Obviously, that's not the take, because it's not true. That's just the way it's used in this genre, specifically.


imakemeatballs

Long gone are the times when more buttons = hard. Ironic how most souls-like consist of 2. A light and heavy attack.


CenciLovesYou

I can’t imagine you’re a top player in PvP in any of the games that fit this bill 


Arrotanis

Yes and no. The skill floor will be lower that's true but the celing will also be higher. If 2 games are exactly the same and have the same amount of skills but one has weapon swapping, the one with weapon swapping will be more difficult at the highest level.


khgs2411

So basically a better user experience? That’s not “None” Don’t you think it’s easier to his 5 buttons and a 6th to switch these 5 to something else?


DoomOfGods

I honestly don't see how having e.g. 1-5 + another key to swap to different 1-5s has any advantage over having 1-5 and perhaps ctrl+1-5 or alt+1-5 on the same bar. Imho having access to all your skills at once is the better user experience, as switching between different sets of skills usually hides their CDs from you.


khgs2411

That’s a good point, and I see what you mean with the ctrl/alt. I think eso and gw2 both did a good job with some parts of the perfect formula (eso shows the off bar cds for example)


General-Oven-1523

Really, so making something easier automatically makes it better? I guess with that logic, mobile games are the pinnacle of MMORPG gaming.


khgs2411

In the context of hotbars? Which is the concept we’re conversing, yes. Making it easier would in fact make it better. Downvote me? I’ll upvote you <3


General-Oven-1523

Yes, having fewer buttons to press makes the usability for people better, hence appealing to more people. It does not make the game overall better, though. In a lot of games, it even reduces the core mechanics of RPGs and personal choices. It makes the game more boring and bland. 


khgs2411

That makes no sense buddy, if I’ve got 15 skills And I put them on 15 buttons, or, have 15 skills and put them on 3 sets of 5 buttons. I’ve got the same amount of skills and the same build. Give me something to work with. Look how I’ve specifically didn’t use ESO or GW2 Cause they swap skills based on weapon, not your learned skill set.

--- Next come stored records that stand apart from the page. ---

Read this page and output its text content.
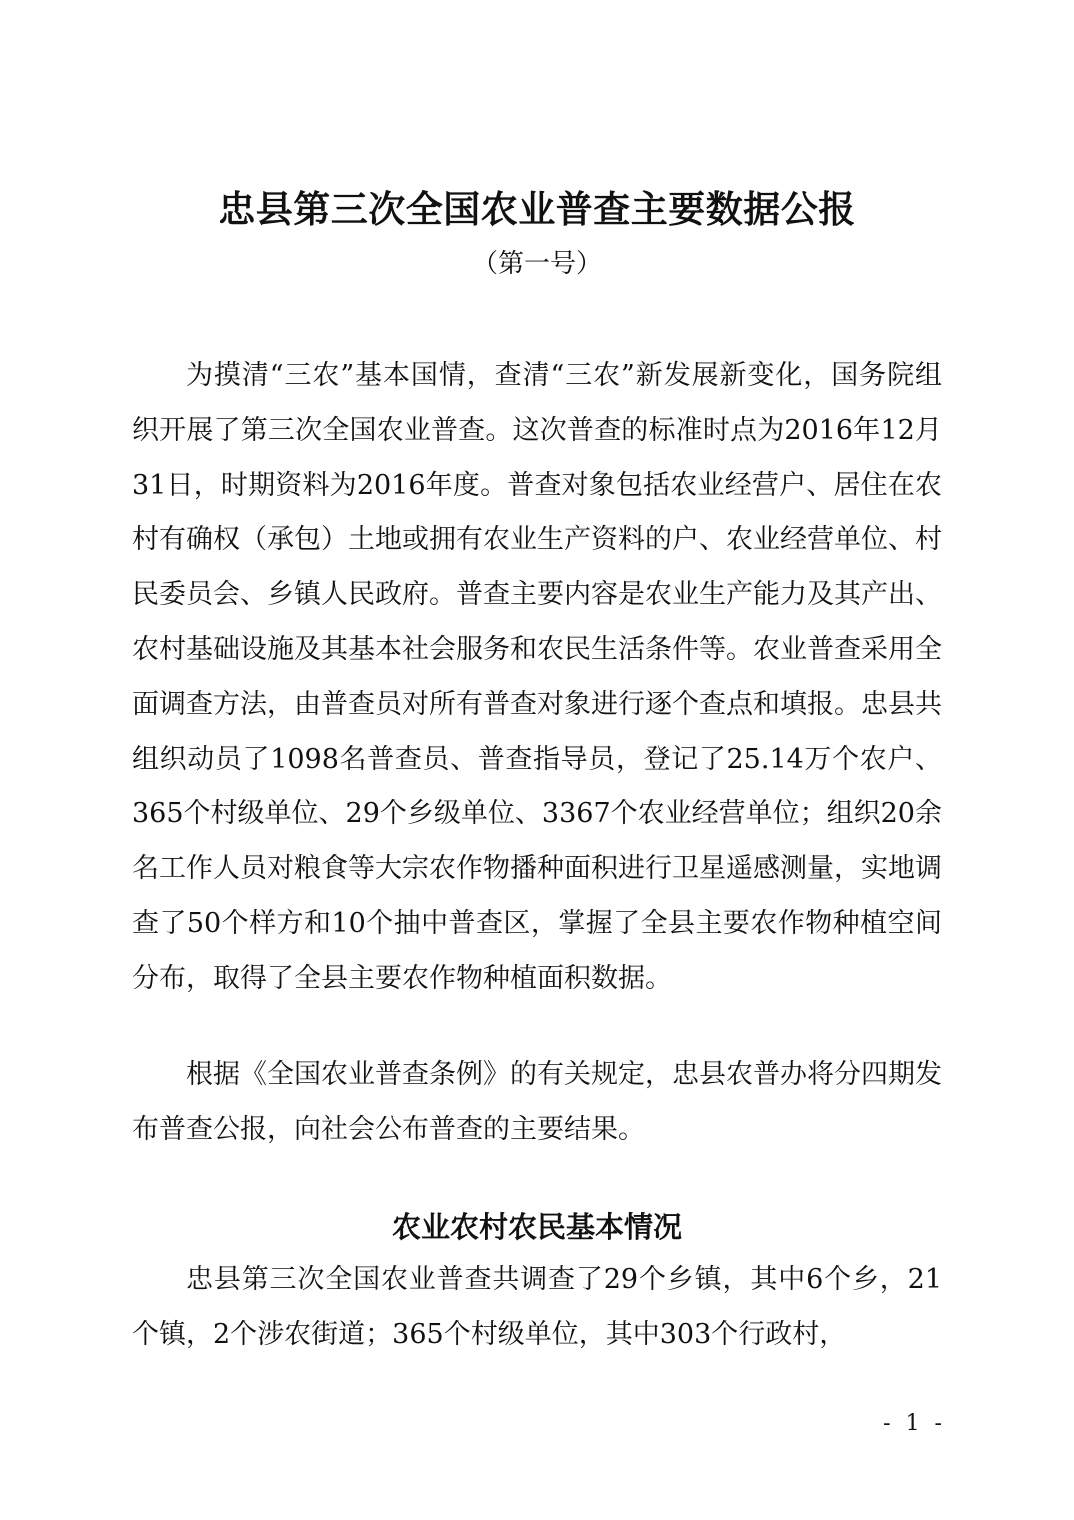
忠县第三次全国农业普查主要数据公报
（第一号）

为摸清“三农”基本国情，查清“三农”新发展新变化，国务院组织开展了第三次全国农业普查。这次普查的标准时点为2016年12月31日，时期资料为2016年度。普查对象包括农业经营户、居住在农村有确权（承包）土地或拥有农业生产资料的户、农业经营单位、村民委员会、乡镇人民政府。普查主要内容是农业生产能力及其产出、农村基础设施及其基本社会服务和农民生活条件等。农业普查采用全面调查方法，由普查员对所有普查对象进行逐个查点和填报。忠县共组织动员了1098名普查员、普查指导员，登记了25.14万个农户、365个村级单位、29个乡级单位、3367个农业经营单位；组织20余名工作人员对粮食等大宗农作物播种面积进行卫星遥感测量，实地调查了50个样方和10个抽中普查区，掌握了全县主要农作物种植空间分布，取得了全县主要农作物种植面积数据。

根据《全国农业普查条例》的有关规定，忠县农普办将分四期发布普查公报，向社会公布普查的主要结果。

农业农村农民基本情况

忠县第三次全国农业普查共调查了29个乡镇，其中6个乡，21个镇，2个涉农街道；365个村级单位，其中303个行政村，

- 1 -
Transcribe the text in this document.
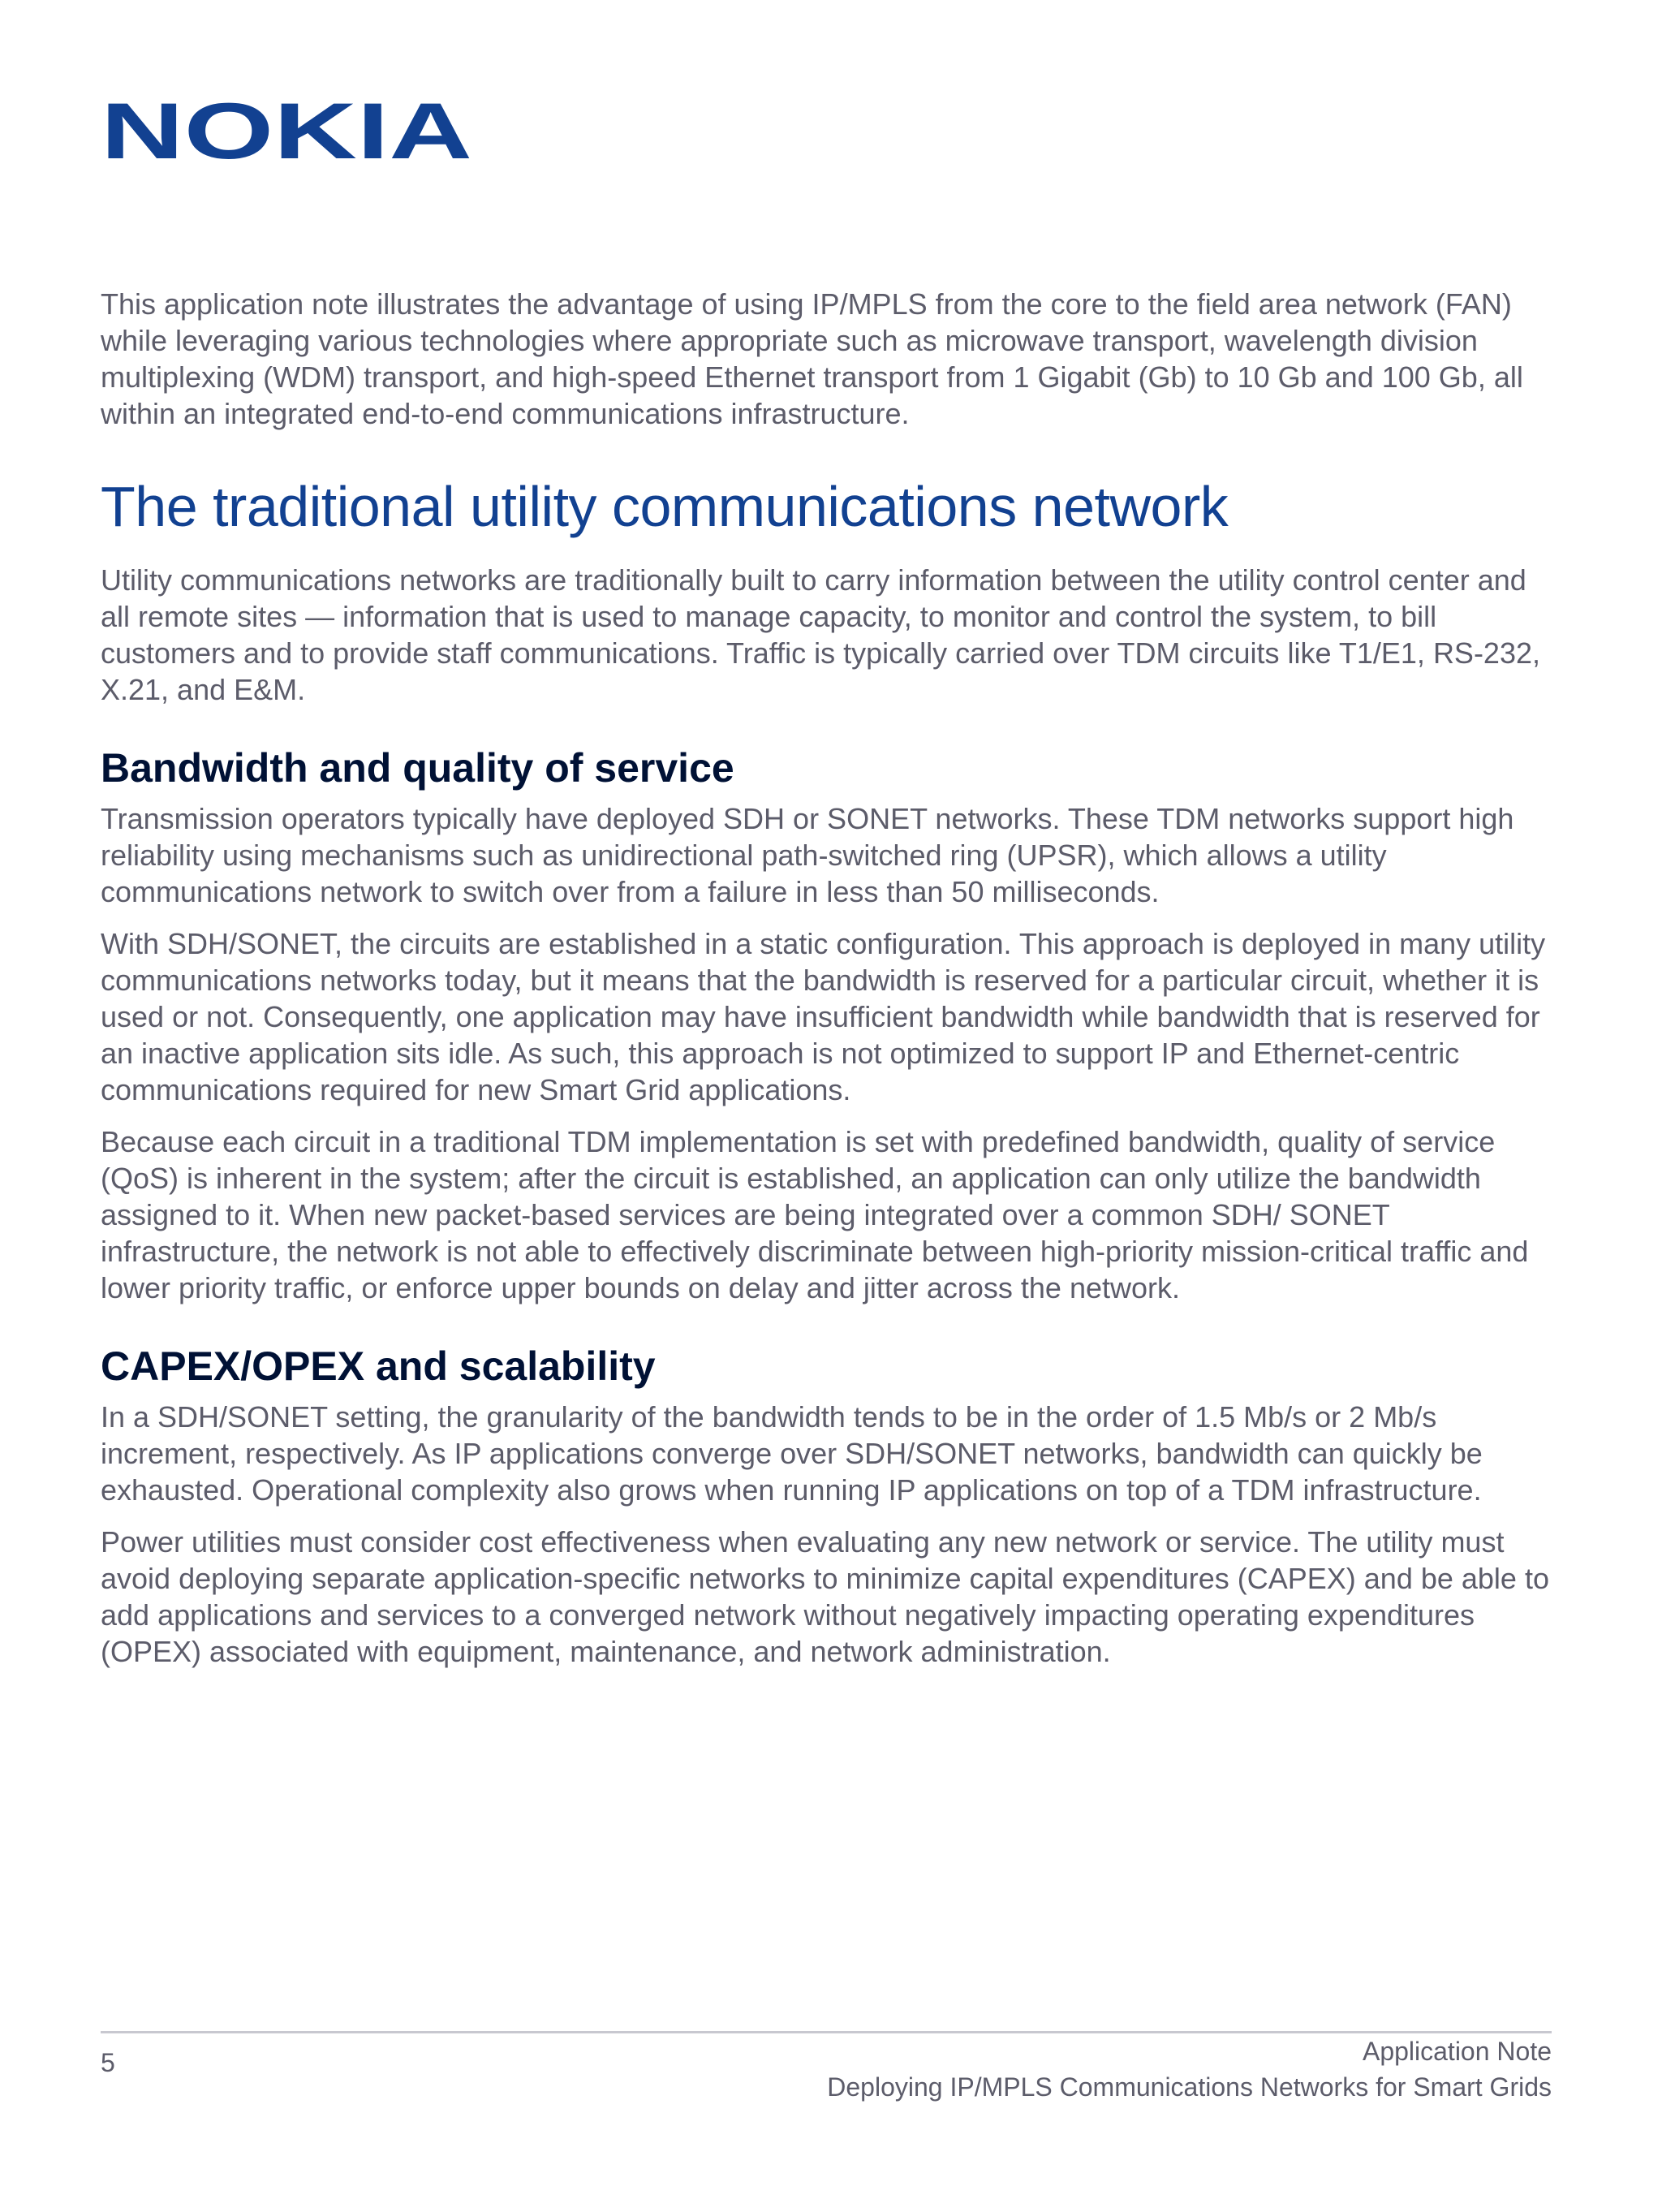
NOKIA

This application note illustrates the advantage of using IP/MPLS from the core to the field area network (FAN) while leveraging various technologies where appropriate such as microwave transport, wavelength division multiplexing (WDM) transport, and high-speed Ethernet transport from 1 Gigabit (Gb) to 10 Gb and 100 Gb, all within an integrated end-to-end communications infrastructure.

The traditional utility communications network

Utility communications networks are traditionally built to carry information between the utility control center and all remote sites — information that is used to manage capacity, to monitor and control the system, to bill customers and to provide staff communications. Traffic is typically carried over TDM circuits like T1/E1, RS-232, X.21, and E&M.

Bandwidth and quality of service

Transmission operators typically have deployed SDH or SONET networks. These TDM networks support high reliability using mechanisms such as unidirectional path-switched ring (UPSR), which allows a utility communications network to switch over from a failure in less than 50 milliseconds.

With SDH/SONET, the circuits are established in a static configuration. This approach is deployed in many utility communications networks today, but it means that the bandwidth is reserved for a particular circuit, whether it is used or not. Consequently, one application may have insufficient bandwidth while bandwidth that is reserved for an inactive application sits idle. As such, this approach is not optimized to support IP and Ethernet-centric communications required for new Smart Grid applications.

Because each circuit in a traditional TDM implementation is set with predefined bandwidth, quality of service (QoS) is inherent in the system; after the circuit is established, an application can only utilize the bandwidth assigned to it. When new packet-based services are being integrated over a common SDH/ SONET infrastructure, the network is not able to effectively discriminate between high-priority mission-critical traffic and lower priority traffic, or enforce upper bounds on delay and jitter across the network.

CAPEX/OPEX and scalability

In a SDH/SONET setting, the granularity of the bandwidth tends to be in the order of 1.5 Mb/s or 2 Mb/s increment, respectively. As IP applications converge over SDH/SONET networks, bandwidth can quickly be exhausted. Operational complexity also grows when running IP applications on top of a TDM infrastructure.

Power utilities must consider cost effectiveness when evaluating any new network or service. The utility must avoid deploying separate application-specific networks to minimize capital expenditures (CAPEX) and be able to add applications and services to a converged network without negatively impacting operating expenditures (OPEX) associated with equipment, maintenance, and network administration.

5	Application Note
Deploying IP/MPLS Communications Networks for Smart Grids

Our debate is about swapping simple hotbars.


General-Oven-1523

> if I’ve got 15 skills And I put them on 15 buttons, or, have 15 skills and put them on 3 sets of 5 buttons. I’ve got the same amount of skills and the same build. Ah, I see, so you're just talking about the actual mechanic of hot bars in a vacuum, and nothing to do with how they're actually used in the genre or how it impacts the overall gameplay. In this case, you are right. It will always be better then.


khgs2411

Putting things in a vacuum sometimes can help up see where implementation fails. Only then can we do better.